Variational Quantum Simulation Demonstrates Scalable, Dissipative Many-Body Dynamics on Superconducting Processor

Open quantum systems exhibit fascinating behaviours, but simulating their evolution presents a significant challenge due to the complexity of their dynamics and the rapid growth in computational requirements. Huan-Yu Liu, Tai-Ping Sun, and Zhao-Yun Chen, working with colleagues at the University of Science and Technology of China and Origin Quantum Computing Technology, now demonstrate a new variational algorithm that overcomes these hurdles. Their method efficiently simulates the behaviour of these complex systems by transforming the problem into a series of manageable, unitary steps, and crucially, requires a circuit depth that does not increase with the length of the simulation. By implementing this approach on the Wukong superconducting processor, the team successfully models both a dissipative transverse Ising model and an interacting Hatano-Nelson model, showcasing the potential of near-term quantum devices to tackle previously intractable problems in physics and beyond.

Variational Simulation of Non-Unitary Quantum Dynamics

Scientists have developed a variational quantum simulation algorithm to model complex, non-unitary dynamics, a challenge for conventional quantum devices due to the exponential growth of computational requirements. This approach converts non-unitary processes into a weighted sum of unitary evolutions, making them tractable on near-term hardware. Crucially, the researchers engineered a simplified quantum circuit for evaluating the loss function, ensuring the circuit depth remains independent of the simulation time, a significant advancement for scalability. The method employs a hybrid quantum-classical loop, where a quantum processor performs calculations and a classical computer optimizes parameters until convergence is achieved, ultimately determining the system’s time evolution.

To demonstrate the algorithm’s capabilities, the team simulated the collective dynamics of a dissipative transverse Ising model and an interacting Hatano-Nelson model using the superconducting processor, Wukong. For the Ising model, they initialized a system of six spins and studied the evolution of average spin polarization under a complex magnetic field. Experiments were conducted with specific system parameters, and the parameterized quantum circuit was executed repeatedly, with each run sampled extensively, to determine the average spin polarization. The results, showing excellent agreement between experimental data and numerical simulations, demonstrate the reliability of the quantum simulation at the current noise level.

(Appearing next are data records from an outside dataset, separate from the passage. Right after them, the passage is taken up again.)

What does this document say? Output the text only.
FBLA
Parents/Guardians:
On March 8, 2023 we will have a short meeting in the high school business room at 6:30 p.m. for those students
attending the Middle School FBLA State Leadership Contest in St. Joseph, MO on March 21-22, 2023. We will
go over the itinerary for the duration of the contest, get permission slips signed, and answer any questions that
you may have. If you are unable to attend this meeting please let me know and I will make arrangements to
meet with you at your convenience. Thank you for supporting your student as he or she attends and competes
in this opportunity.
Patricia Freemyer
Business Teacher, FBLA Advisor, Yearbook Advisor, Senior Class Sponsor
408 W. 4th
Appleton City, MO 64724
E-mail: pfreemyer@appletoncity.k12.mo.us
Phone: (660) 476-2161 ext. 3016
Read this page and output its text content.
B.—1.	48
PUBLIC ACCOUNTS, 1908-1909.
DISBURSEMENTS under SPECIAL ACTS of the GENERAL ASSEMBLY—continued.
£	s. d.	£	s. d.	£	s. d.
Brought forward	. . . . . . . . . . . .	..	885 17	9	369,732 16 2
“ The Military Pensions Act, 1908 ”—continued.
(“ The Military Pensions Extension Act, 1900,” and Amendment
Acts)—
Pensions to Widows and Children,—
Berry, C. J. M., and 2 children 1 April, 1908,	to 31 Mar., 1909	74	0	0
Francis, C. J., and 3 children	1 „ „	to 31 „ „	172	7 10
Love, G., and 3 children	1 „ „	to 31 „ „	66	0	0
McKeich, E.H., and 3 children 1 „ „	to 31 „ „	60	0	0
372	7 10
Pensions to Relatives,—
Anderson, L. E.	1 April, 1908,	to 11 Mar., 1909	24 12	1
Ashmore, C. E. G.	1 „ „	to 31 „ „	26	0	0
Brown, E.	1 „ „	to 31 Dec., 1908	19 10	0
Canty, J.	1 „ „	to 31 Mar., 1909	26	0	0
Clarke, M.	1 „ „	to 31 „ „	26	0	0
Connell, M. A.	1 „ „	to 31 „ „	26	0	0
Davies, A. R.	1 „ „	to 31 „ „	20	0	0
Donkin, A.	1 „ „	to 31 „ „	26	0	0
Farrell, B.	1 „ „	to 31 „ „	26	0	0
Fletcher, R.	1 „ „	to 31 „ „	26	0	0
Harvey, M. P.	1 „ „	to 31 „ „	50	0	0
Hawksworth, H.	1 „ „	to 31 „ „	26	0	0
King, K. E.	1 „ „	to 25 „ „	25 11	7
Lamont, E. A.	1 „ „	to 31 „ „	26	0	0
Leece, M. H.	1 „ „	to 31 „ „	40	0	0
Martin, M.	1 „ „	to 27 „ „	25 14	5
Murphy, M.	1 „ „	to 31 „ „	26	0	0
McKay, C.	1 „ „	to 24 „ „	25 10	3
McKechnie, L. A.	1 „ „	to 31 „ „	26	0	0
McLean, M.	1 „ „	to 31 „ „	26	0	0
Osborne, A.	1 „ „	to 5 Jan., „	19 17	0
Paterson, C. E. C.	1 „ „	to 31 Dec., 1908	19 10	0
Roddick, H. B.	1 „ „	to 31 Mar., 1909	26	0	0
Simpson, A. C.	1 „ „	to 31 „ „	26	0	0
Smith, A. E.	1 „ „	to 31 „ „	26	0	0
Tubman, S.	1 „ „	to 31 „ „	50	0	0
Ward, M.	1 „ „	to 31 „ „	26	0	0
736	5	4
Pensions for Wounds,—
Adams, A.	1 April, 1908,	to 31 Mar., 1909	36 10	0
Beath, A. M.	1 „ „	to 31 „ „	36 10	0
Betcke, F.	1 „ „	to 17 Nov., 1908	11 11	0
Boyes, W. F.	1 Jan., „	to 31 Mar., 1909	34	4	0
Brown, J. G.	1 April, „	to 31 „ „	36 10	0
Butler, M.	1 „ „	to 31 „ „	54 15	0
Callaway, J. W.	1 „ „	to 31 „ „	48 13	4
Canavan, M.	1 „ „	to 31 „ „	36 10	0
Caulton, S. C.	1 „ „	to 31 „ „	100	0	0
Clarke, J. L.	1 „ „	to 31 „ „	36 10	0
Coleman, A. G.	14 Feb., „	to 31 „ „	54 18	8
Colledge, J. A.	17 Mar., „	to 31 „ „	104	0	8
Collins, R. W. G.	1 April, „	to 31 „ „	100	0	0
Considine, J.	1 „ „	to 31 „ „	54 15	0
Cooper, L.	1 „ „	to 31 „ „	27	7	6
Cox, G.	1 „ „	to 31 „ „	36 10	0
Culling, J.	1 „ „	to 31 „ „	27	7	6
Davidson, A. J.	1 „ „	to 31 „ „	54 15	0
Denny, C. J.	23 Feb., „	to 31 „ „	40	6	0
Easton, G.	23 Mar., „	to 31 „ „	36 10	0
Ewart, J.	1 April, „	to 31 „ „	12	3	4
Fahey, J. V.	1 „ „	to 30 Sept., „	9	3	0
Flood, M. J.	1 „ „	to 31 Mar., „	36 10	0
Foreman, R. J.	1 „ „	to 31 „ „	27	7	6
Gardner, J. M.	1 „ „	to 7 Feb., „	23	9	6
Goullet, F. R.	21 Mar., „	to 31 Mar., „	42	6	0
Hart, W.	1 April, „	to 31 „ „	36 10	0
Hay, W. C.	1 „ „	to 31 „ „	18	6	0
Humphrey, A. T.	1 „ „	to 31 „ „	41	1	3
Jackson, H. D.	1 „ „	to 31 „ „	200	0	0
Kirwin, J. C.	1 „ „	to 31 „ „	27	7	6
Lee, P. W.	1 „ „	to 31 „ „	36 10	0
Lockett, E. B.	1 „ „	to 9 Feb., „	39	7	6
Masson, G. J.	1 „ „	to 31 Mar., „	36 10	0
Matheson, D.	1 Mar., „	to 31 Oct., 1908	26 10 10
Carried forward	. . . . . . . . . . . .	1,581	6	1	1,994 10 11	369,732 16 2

Further validating the approach, the researchers simulated the interacting Hatano-Nelson model, a system exhibiting exponentially localized eigenstates, using the same quantum processor. This model, chosen to demonstrate the scalability of the method for simulating many-body non-Hermitian systems, was optimized through leveraging inherent dynamic symmetry. The success of these simulations underlines the capability of noisy intermediate-scale quantum devices to explore dissipative dynamics and represents a step forward in harnessing their potential for solving outstanding physical problems. This work demonstrates the potential of noisy intermediate-scale quantum devices to tackle problems beyond the reach of classical computation, specifically in the study of dissipative dynamics.

Researchers acknowledge that the algorithm can be resource-intensive, particularly regarding qubit requirements and circuit depth, suggesting that approximating the loss function by focusing on diagonal terms offers a potential solution when resources are limited. Furthermore, improvements to simulation accuracy can be achieved through refined kernel functions and optimization of the time step used in the simulation. Future work may also benefit from careful selection of observables within the loss function to further mitigate fidelity decay during experiments. This research represents a significant step towards harnessing the power of quantum computing to explore complex physical systems and unlock new scientific discoveries.